Пришла директриса, прикатилась, квадратная, запыханная, с траченными уже временем и перекисью водорода белыми кудряшками. Примчалась Вера Константиновна, зло и часто посверкивая золотым зубом. Вонзилась этим зубом в паузу:
— Это что? Как на «Потемкине», есть отказываетесь?
— Как на «Потемкине»! — взвизгнула толпа. Можно ли было сказать лучше того, как она сказала.
— Хле-ба, хле-ба, от пу-за, от пу-за... Жрите сами затируху! — это самые младшие, еще дошколята. И полетели в Веру Константиновну и директрису тарелки с голубенькой затирухой. И лапша из этой затирухи обвисло легла на тщательно, годами травленные кудряшки директрисы. Озверело ударили в свои железные тамтамы дошколята. Директриса, облепленная лапшой, но сохраняя достоинство и квадратность спины, пошла в канцелярию. А Вера Константиновна успела исчезнуть еще раньше.
— Плакать пошла! — кивнул вслед директрисе Андрей Бурачок. Колька посмотрел на его лицо и столько прочитал там злорадства, увидел такую ослепляющую радость, что ему невольно захотелось зажмуриться. Над его ухом, свистя, пролетела тарелка с лапшой и влепилась ей в спину. Но она даже не оглянулась. Шла, как шла, и лапша падала со спины ее белыми беспомощными червячками. Кольке стало жалко директрису, он почувствовал, что происходит что-то мерзкое и постыдное и свидетельством тому самодовольна расплывшаяся харя Бурачка-старшего, из-за которого директриса сейчас действительно будет плакать. На сей раз Бурачок угадал. И, как ни виноват Колька перед Бурачком, директриса ему дороже, она больше, чем Бурачок, детдомовская, своя. А это для Кольки все. Плохое, хорошее — свое. А свое — значит, хорошее. Бурачок же был еще не вполне своим, он появился в детдоме сравнительно недавно. И не мог Колька спокойно смотреть на Бурачка, хотя и стыдно ему было перед ним, но всякий раз чесались руки.
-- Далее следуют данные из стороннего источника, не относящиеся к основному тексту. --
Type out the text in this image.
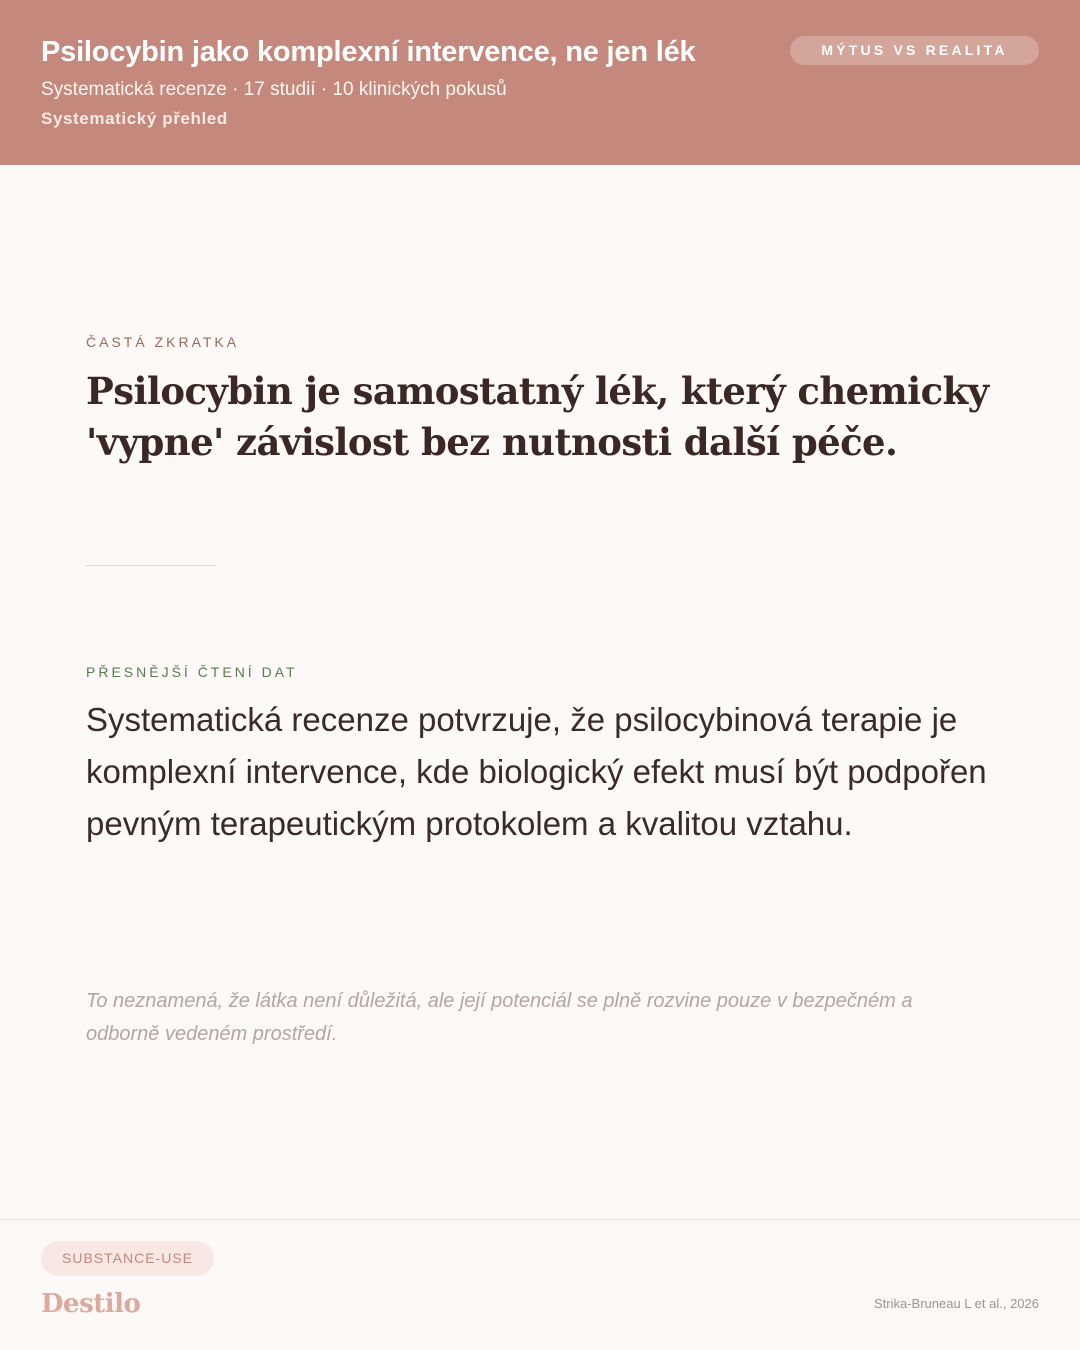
Psilocybin jako komplexní intervence, ne jen lék
Systematická recenze · 17 studií · 10 klinických pokusů
Systematický přehled
MÝTUS VS REALITA
ČASTÁ ZKRATKA
Psilocybin je samostatný lék, který chemicky 'vypne' závislost bez nutnosti další péče.
PŘESNĚJŠÍ ČTENÍ DAT
Systematická recenze potvrzuje, že psilocybinová terapie je komplexní intervence, kde biologický efekt musí být podpořen pevným terapeutickým protokolem a kvalitou vztahu.
To neznamená, že látka není důležitá, ale její potenciál se plně rozvine pouze v bezpečném a odborně vedeném prostředí.
SUBSTANCE-USE
Destilo	Strika-Bruneau L et al., 2026
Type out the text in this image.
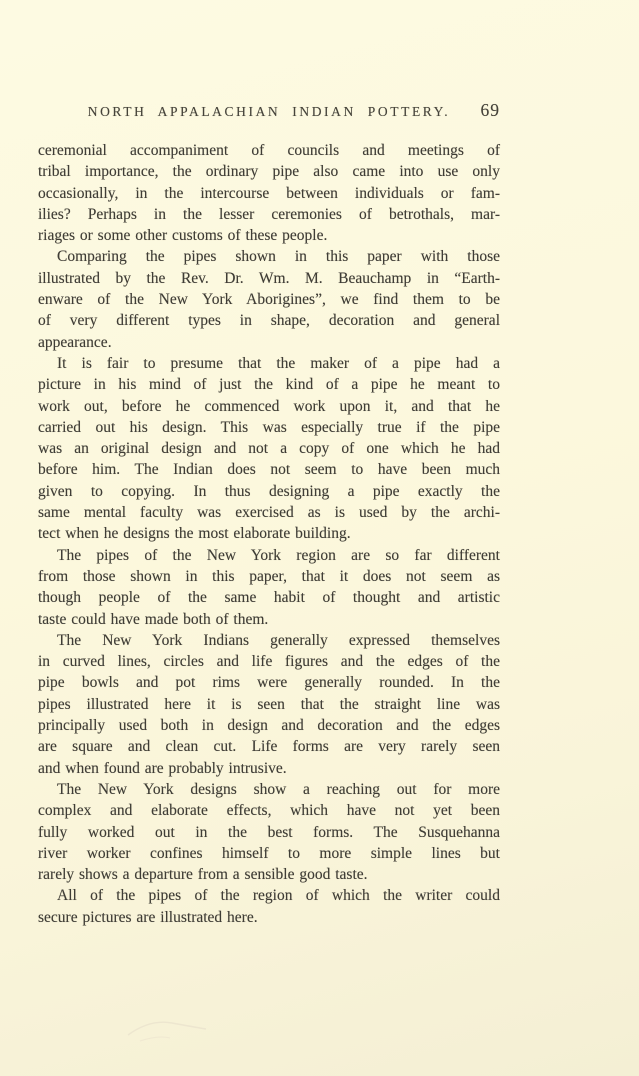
NORTH APPALACHIAN INDIAN POTTERY. 69
ceremonial accompaniment of councils and meetings of
tribal importance, the ordinary pipe also came into use only
occasionally, in the intercourse between individuals or fam-
ilies? Perhaps in the lesser ceremonies of betrothals, mar-
riages or some other customs of these people.
Comparing the pipes shown in this paper with those
illustrated by the Rev. Dr. Wm. M. Beauchamp in “Earth-
enware of the New York Aborigines”, we find them to be
of very different types in shape, decoration and general
appearance.
It is fair to presume that the maker of a pipe had a
picture in his mind of just the kind of a pipe he meant to
work out, before he commenced work upon it, and that he
carried out his design. This was especially true if the pipe
was an original design and not a copy of one which he had
before him. The Indian does not seem to have been much
given to copying. In thus designing a pipe exactly the
same mental faculty was exercised as is used by the archi-
tect when he designs the most elaborate building.
The pipes of the New York region are so far different
from those shown in this paper, that it does not seem as
though people of the same habit of thought and artistic
taste could have made both of them.
The New York Indians generally expressed themselves
in curved lines, circles and life figures and the edges of the
pipe bowls and pot rims were generally rounded. In the
pipes illustrated here it is seen that the straight line was
principally used both in design and decoration and the edges
are square and clean cut. Life forms are very rarely seen
and when found are probably intrusive.
The New York designs show a reaching out for more
complex and elaborate effects, which have not yet been
fully worked out in the best forms. The Susquehanna
river worker confines himself to more simple lines but
rarely shows a departure from a sensible good taste.
All of the pipes of the region of which the writer could
secure pictures are illustrated here.
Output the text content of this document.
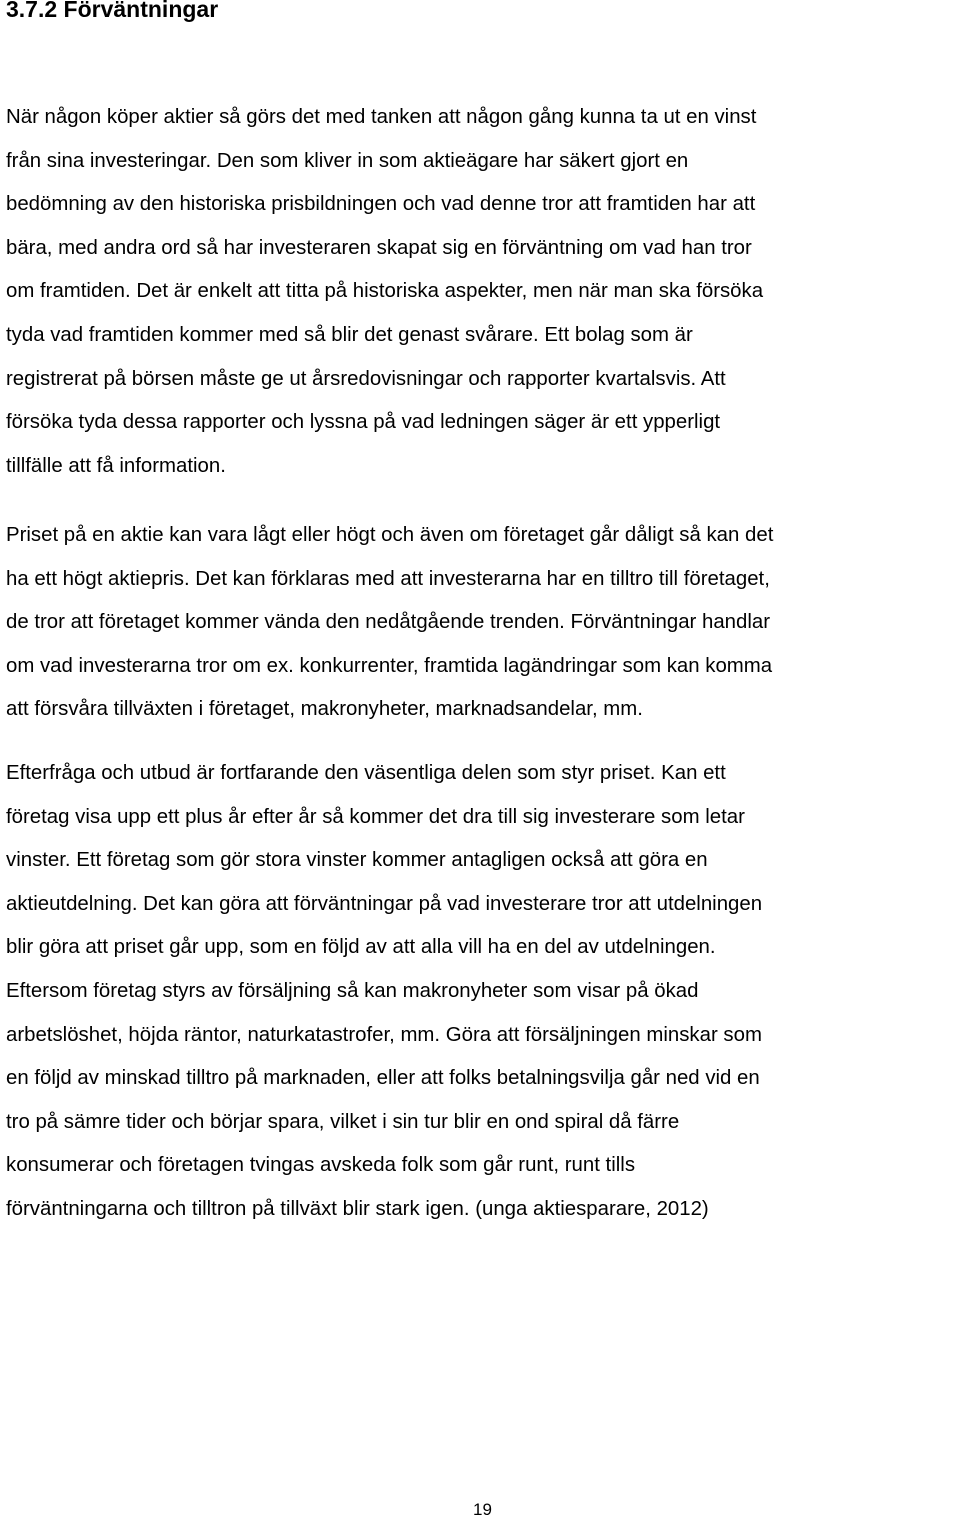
3.7.2 Förväntningar
När någon köper aktier så görs det med tanken att någon gång kunna ta ut en vinst
från sina investeringar. Den som kliver in som aktieägare har säkert gjort en
bedömning av den historiska prisbildningen och vad denne tror att framtiden har att
bära, med andra ord så har investeraren skapat sig en förväntning om vad han tror
om framtiden. Det är enkelt att titta på historiska aspekter, men när man ska försöka
tyda vad framtiden kommer med så blir det genast svårare. Ett bolag som är
registrerat på börsen måste ge ut årsredovisningar och rapporter kvartalsvis. Att
försöka tyda dessa rapporter och lyssna på vad ledningen säger är ett ypperligt
tillfälle att få information.
Priset på en aktie kan vara lågt eller högt och även om företaget går dåligt så kan det
ha ett högt aktiepris. Det kan förklaras med att investerarna har en tilltro till företaget,
de tror att företaget kommer vända den nedåtgående trenden. Förväntningar handlar
om vad investerarna tror om ex. konkurrenter, framtida lagändringar som kan komma
att försvåra tillväxten i företaget, makronyheter, marknadsandelar, mm.
Efterfråga och utbud är fortfarande den väsentliga delen som styr priset. Kan ett
företag visa upp ett plus år efter år så kommer det dra till sig investerare som letar
vinster. Ett företag som gör stora vinster kommer antagligen också att göra en
aktieutdelning. Det kan göra att förväntningar på vad investerare tror att utdelningen
blir göra att priset går upp, som en följd av att alla vill ha en del av utdelningen.
Eftersom företag styrs av försäljning så kan makronyheter som visar på ökad
arbetslöshet, höjda räntor, naturkatastrofer, mm. Göra att försäljningen minskar som
en följd av minskad tilltro på marknaden, eller att folks betalningsvilja går ned vid en
tro på sämre tider och börjar spara, vilket i sin tur blir en ond spiral då färre
konsumerar och företagen tvingas avskeda folk som går runt, runt tills
förväntningarna och tilltron på tillväxt blir stark igen. (unga aktiesparare, 2012)
19
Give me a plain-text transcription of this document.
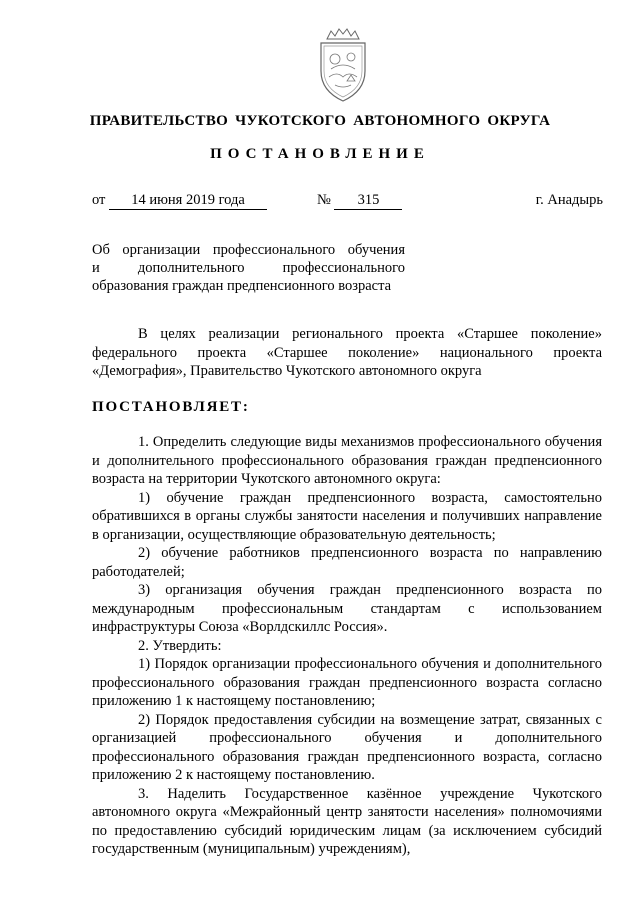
ПРАВИТЕЛЬСТВО ЧУКОТСКОГО АВТОНОМНОГО ОКРУГА
ПОСТАНОВЛЕНИЕ
от 14 июня 2019 года	№ 315	г. Анадырь
Об организации профессионального обучения
и дополнительного профессионального
образования граждан предпенсионного возраста

В целях реализации регионального проекта «Старшее поколение» федерального проекта «Старшее поколение» национального проекта «Демография», Правительство Чукотского автономного округа

ПОСТАНОВЛЯЕТ:

1. Определить следующие виды механизмов профессионального обучения и дополнительного профессионального образования граждан предпенсионного возраста на территории Чукотского автономного округа:

1) обучение граждан предпенсионного возраста, самостоятельно обратившихся в органы службы занятости населения и получивших направление в организации, осуществляющие образовательную деятельность;

2) обучение работников предпенсионного возраста по направлению работодателей;

3) организация обучения граждан предпенсионного возраста по международным профессиональным стандартам с использованием инфраструктуры Союза «Ворлдскиллс Россия».

2. Утвердить:

1) Порядок организации профессионального обучения и дополнительного профессионального образования граждан предпенсионного возраста согласно приложению 1 к настоящему постановлению;

2) Порядок предоставления субсидии на возмещение затрат, связанных с организацией профессионального обучения и дополнительного профессионального образования граждан предпенсионного возраста, согласно приложению 2 к настоящему постановлению.

3. Наделить Государственное казённое учреждение Чукотского автономного округа «Межрайонный центр занятости населения» полномочиями по предоставлению субсидий юридическим лицам (за исключением субсидий государственным (муниципальным) учреждениям),
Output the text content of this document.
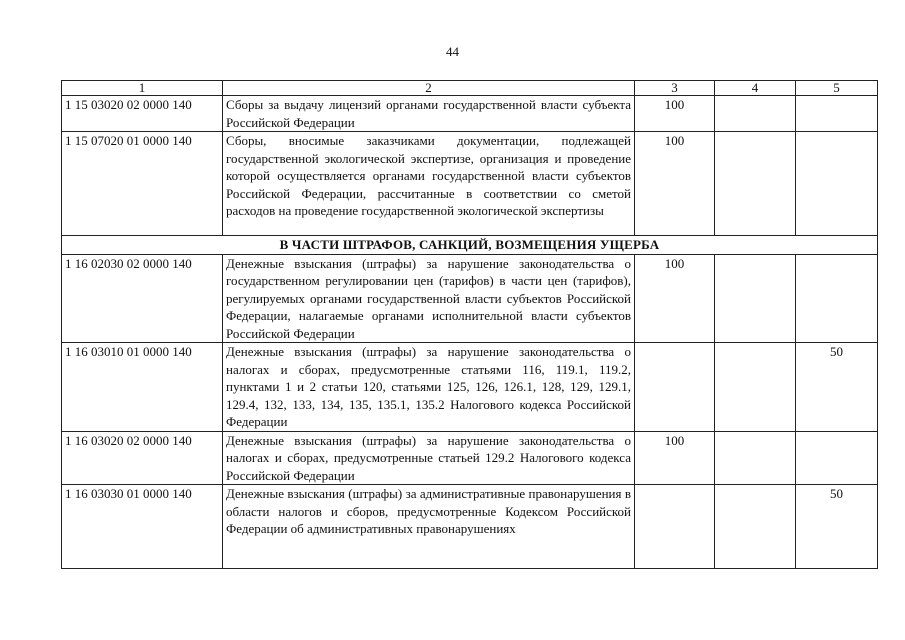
44
1	2	3	4	5
1 15 03020 02 0000 140	Сборы за выдачу лицензий органами государственной власти субъекта Российской Федерации	100		
1 15 07020 01 0000 140	Сборы, вносимые заказчиками документации, подлежащей государственной экологической экспертизе, организация и проведение которой осуществляется органами государственной власти субъектов Российской Федерации, рассчитанные в соответствии со сметой расходов на проведение государственной экологической экспертизы	100		
В ЧАСТИ ШТРАФОВ, САНКЦИЙ, ВОЗМЕЩЕНИЯ УЩЕРБА				
1 16 02030 02 0000 140	Денежные взыскания (штрафы) за нарушение законодательства о государственном регулировании цен (тарифов) в части цен (тарифов), регулируемых органами государственной власти субъектов Российской Федерации, налагаемые органами исполнительной власти субъектов Российской Федерации	100		
1 16 03010 01 0000 140	Денежные взыскания (штрафы) за нарушение законодательства о налогах и сборах, предусмотренные статьями 116, 119.1, 119.2, пунктами 1 и 2 статьи 120, статьями 125, 126, 126.1, 128, 129, 129.1, 129.4, 132, 133, 134, 135, 135.1, 135.2 Налогового кодекса Российской Федерации			50
1 16 03020 02 0000 140	Денежные взыскания (штрафы) за нарушение законодательства о налогах и сборах, предусмотренные статьей 129.2 Налогового кодекса Российской Федерации	100		
1 16 03030 01 0000 140	Денежные взыскания (штрафы) за административные правонарушения в области налогов и сборов, предусмотренные Кодексом Российской Федерации об административных правонарушениях			50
— Ты... ты-то почему радуешься? Чего орешь? — крикнул Колька. — Ты, сын фронтовика... Полицейского ты сын, вот ты кто.
— Я... полицейского? Недоделок!
За «недоделка» Колька мазанул Бурачка по харе затирухой. А драться им не дали. Летечке же захотелось вдруг подраться с ним, испытать свои силы, отомстить за лапшу на спине директорши. Он почувствовал, что в это утро в честном бою наобшивал бы Бурачку-старшему, навешал бы ему. Такая ожила вдруг в нем сила и уверенность. В это утро он мог все. И опять же он не понимал, что это все не в нем, а вот в этих горланящих, орущих, на все способных ребятах, что сила его и уверенность заемные. Он оказался на волне, а на этой волне надо было быть сильным. Он был детдомовцем. А никто из детдомовцев не думал о смерти. Они требовали жизни, жратвы, соков у земли. И этими соками, волей ребят жил Летечка, как, наверное, жил, сам того не подозревая, и до этого. Потому что уже давно должен был умереть. Должны были умереть Стась Марусевич, Васька Козел и он, Летечка.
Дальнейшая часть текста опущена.